" Indeed, a great
book is often a greater thing than a great battle. Even works of
fiction have occasionally exercised immense power on society.
Thus Rabelais in France, and Cervantes in Spain, overturned at the
same time the dominion of monkery and chivalry, employing no other
weapons but ridicule, the natural contrast of human terror. The
people laughed, and felt reassured. So 'Telemachus' appeared, and
recalled men back to the harmonies of nature.
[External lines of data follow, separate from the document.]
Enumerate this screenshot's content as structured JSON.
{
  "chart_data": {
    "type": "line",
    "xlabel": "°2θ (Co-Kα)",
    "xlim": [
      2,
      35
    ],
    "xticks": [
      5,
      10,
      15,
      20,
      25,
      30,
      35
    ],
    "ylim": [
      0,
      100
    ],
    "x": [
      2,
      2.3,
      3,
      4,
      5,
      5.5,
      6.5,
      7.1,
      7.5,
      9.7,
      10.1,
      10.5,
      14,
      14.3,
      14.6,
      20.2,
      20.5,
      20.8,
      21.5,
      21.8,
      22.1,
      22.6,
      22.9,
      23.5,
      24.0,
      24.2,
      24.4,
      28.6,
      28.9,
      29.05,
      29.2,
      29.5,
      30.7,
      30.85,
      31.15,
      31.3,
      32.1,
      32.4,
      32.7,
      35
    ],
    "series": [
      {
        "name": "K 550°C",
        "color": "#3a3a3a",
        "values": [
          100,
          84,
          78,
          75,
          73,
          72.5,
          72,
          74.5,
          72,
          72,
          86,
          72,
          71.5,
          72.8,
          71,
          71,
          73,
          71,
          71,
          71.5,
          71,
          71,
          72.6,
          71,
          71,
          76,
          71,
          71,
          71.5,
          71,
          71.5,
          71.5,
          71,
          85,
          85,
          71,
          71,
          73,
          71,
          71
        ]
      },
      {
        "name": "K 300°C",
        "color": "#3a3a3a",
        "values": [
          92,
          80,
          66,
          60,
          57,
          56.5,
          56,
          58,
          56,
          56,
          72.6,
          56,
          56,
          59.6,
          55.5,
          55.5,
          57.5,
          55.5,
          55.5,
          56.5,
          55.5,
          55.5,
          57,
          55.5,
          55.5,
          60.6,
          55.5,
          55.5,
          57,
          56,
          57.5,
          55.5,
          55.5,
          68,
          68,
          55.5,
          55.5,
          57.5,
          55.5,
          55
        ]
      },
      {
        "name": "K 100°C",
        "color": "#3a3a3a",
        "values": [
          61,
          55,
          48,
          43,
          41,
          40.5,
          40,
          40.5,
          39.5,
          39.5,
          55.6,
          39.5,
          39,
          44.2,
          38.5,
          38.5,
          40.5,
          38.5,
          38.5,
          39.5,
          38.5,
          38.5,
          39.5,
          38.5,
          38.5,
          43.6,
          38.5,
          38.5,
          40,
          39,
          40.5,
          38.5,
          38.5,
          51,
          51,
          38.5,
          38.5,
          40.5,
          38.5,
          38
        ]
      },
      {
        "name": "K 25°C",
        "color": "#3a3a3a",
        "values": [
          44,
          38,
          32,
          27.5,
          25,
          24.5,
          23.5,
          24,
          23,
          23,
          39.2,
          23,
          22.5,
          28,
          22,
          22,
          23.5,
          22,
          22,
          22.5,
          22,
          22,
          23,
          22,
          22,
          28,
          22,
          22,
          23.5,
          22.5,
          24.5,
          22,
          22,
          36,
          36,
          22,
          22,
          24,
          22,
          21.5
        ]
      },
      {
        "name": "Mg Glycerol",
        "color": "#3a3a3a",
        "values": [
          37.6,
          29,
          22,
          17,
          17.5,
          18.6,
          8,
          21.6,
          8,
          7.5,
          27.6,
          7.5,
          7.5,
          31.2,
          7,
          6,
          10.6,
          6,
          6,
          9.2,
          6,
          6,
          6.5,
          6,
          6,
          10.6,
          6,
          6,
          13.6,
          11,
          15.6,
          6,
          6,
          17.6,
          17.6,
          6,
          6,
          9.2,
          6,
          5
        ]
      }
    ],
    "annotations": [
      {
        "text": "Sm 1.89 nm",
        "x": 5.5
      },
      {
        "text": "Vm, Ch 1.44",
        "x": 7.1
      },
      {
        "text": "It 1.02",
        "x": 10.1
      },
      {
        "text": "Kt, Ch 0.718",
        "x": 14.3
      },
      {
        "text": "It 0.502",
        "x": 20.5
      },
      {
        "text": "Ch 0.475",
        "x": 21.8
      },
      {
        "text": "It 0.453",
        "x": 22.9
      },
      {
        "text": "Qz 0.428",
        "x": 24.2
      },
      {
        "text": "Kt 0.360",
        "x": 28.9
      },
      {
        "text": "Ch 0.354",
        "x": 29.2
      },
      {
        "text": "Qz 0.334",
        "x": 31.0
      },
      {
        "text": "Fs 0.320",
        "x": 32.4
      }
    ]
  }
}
"Poets," says Hazlitt, "are a longer-lived race than heroes: they
breathe more of the air of immortality. They survive more entire
in their thoughts and acts. We have all that Virgil or Homer did,
as much as if we had lived at the same time with them. We can
hold their works in our hands, or lay them on our pillows, or put
them to our lips. Scarcely a trace of what the others did is left
upon the earth, so as to be visible to common eyes. The one, the
dead authors, are living men, still breathing and moving in their
writings; the others, the conquerors of the world, are but the
ashes in an urn. The sympathy (so to speak) between thought and
thought is more intimate and vital than that between thought and
action. Thought is linked to thought as flame kindles into flame;
the tribute of admiration to the MANES of departed heroism is like
burning incense in a marble monument. Words, ideas, feelings,
with the progress of time harden into substances: things, bodies,
actions, moulder away, or melt into a sound--into thin air.